Slavery—the crude ownership of a person and his exploitation like a beast of burden—has two major venues in the contemporary world, Sudan and Mauritania. The Sudanese practice results in large part from a war conducted by Muslims against Christians; when the former conquer the latter, they frequently enslave them (and often convert them to Islam). Mauritania has no war and no religion other than Islam—it is close to being a purely Muslim country—but it does have a racial divide of (light-skinned) Arabs and (dark-skinned) “Negro-Africans,” as they are known. Out of a total population of some 2 million, some tens of thousands of Mauritanians are enslaved.

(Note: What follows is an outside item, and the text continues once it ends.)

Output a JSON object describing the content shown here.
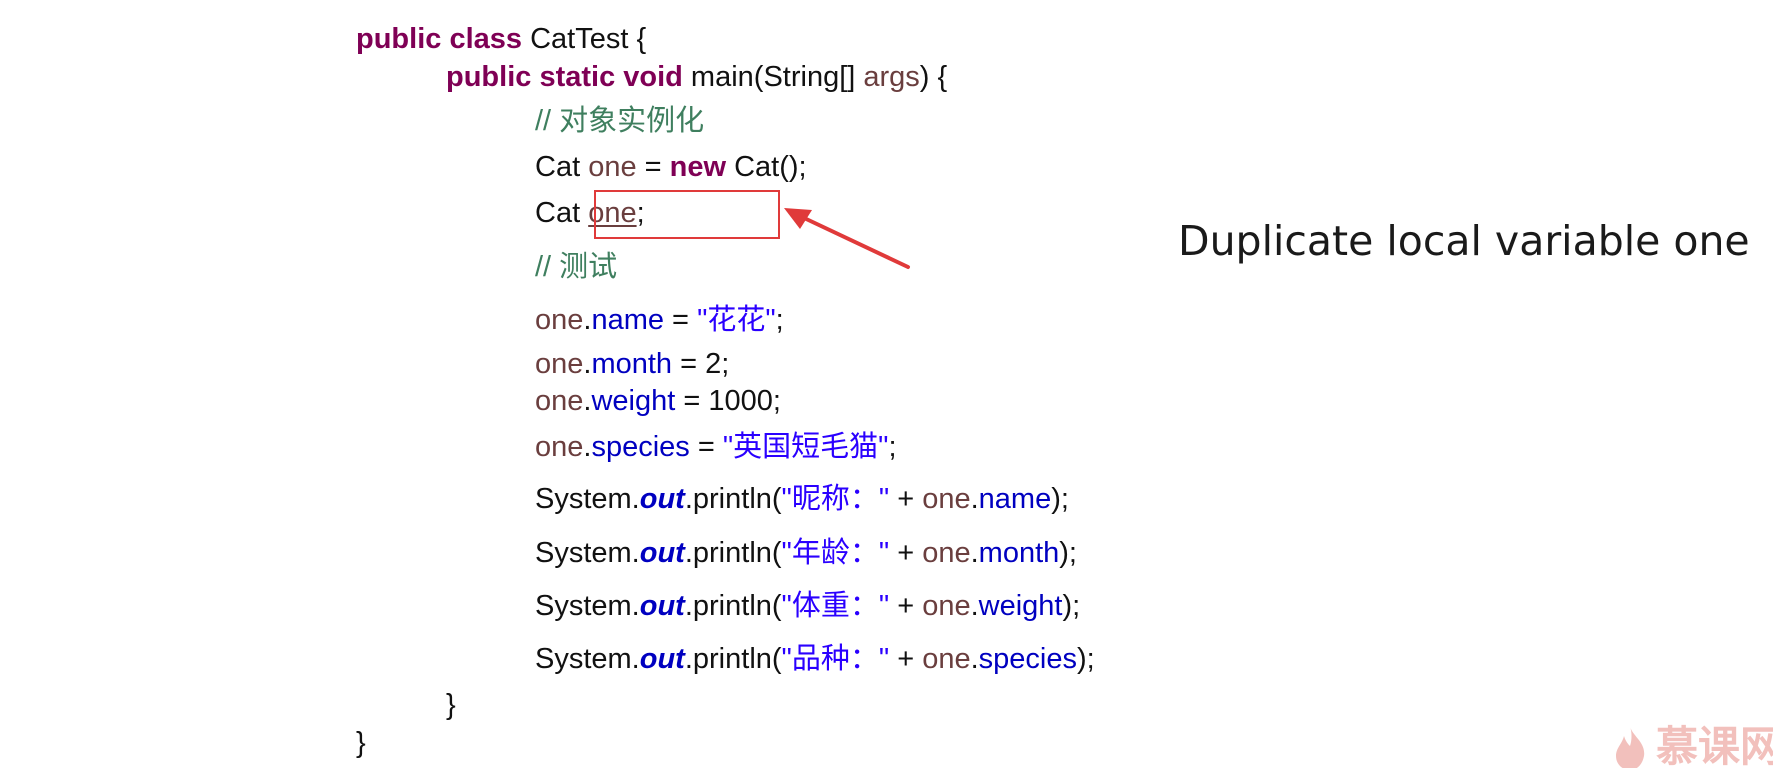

When Cotton, a graduate student at Columbia University and part-time journalist, learned about this situation, it horrified and absorbed him. His short but intense trip to Mauritania in early 1996 showed him first-hand of the existence of this foul institution; and as a black American, he felt the servitude of the black Mauritanians with special poignancy. Cotton began his researches as a reporter, thinking that the mere exposure of facts would affect other African-Americans much as it did him, who saw in the racism and servitude in Mauritania, something comparable to the experience of his own ancestors. But they did not. He found that black leaders (Louis Farrakhan, mainstream black American Muslims, former congressman Mervyn Dymally, and academics at Howard University) not only pooh-pooh the issue but in many cases actively apologize for the slave system. So he became an activist. Thus far, he has found that even his seeming successes, such as passing a NAACP resolution condemning slavery, have turned out to have no operational significance.
Cotton’s account of the Mauritanian scene is harrowing, his personal story moving, and his report on African-American reactions depressing. Nearly two centuries after the great American abolitionist effort, a new iteration is needed, this time focusing on the Muslim world.